Algorithm of O(nlogn) to search for sum of two elements in two arrays

Question

Given two sorted arrays of integers A1, A2, with the same length n and an integer x, I need to write an algorithm that runs in O(nlog(n)) that determines whether there exist two elements a1, a2 (one element in each array) that make a1+a2=x.

At first I thought about having two index iterators i1=0, i2=0 (one for each array) that start from 0 and increase one at a time, depending on the next element of A1 being bigger/smaller than the next element of A2. But after testing it on two arrays I found out that it might miss some possible solutions...

Answer 1

Well, as they are both sorted already, the algorithm should be O(n) (sorting would be O(n * log(n))):

i1 = 0
i2 = A2.size - 1
while i1 < A1.size and i2 >= 0
    if A1[i1] + A2[i2] < x
        ++i1
    else if A1[i1] + A2[i2] > x
        --i2
    else
        success!!!!

Answer 2

This is a strange question because there is an inelegant solution in time O(N Lg N) (for every element of A1, lookup A2 for x-a1 by dichotomic search), and a nice one requiring only O(N) operations.

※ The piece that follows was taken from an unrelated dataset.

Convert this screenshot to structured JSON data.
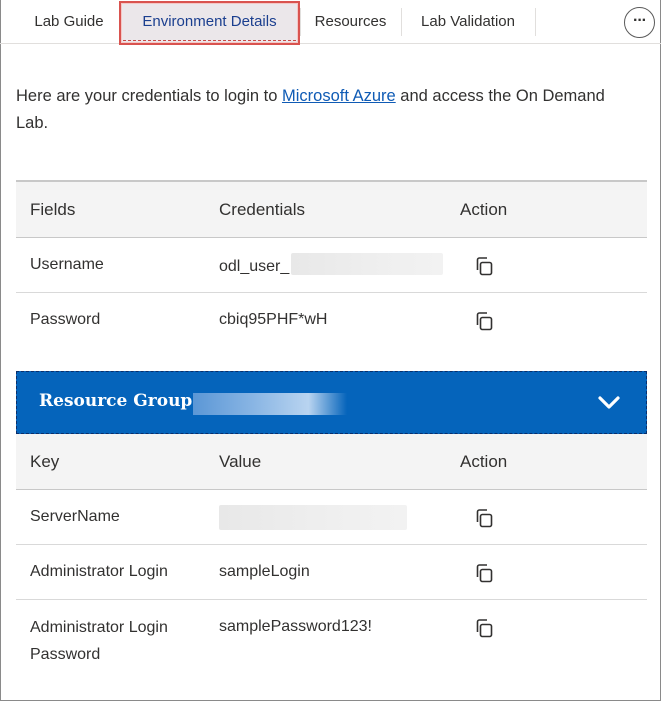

Start from the left of A1 and the right of A2 and move left in A2 as long as a1+a2≥x. Then move right one position in A1 and update in A2 if needed...

Answer 3

You start one array from index = 0 = i and the other in reverse other = j. First step you know you have the smallest in the list A and the biggest in the list B so you subtract i from x, then move the j index down until the value =< X

Basically you have 2 indexes moving towards the middle If value of index i > value of index j then there is no such sum that match x.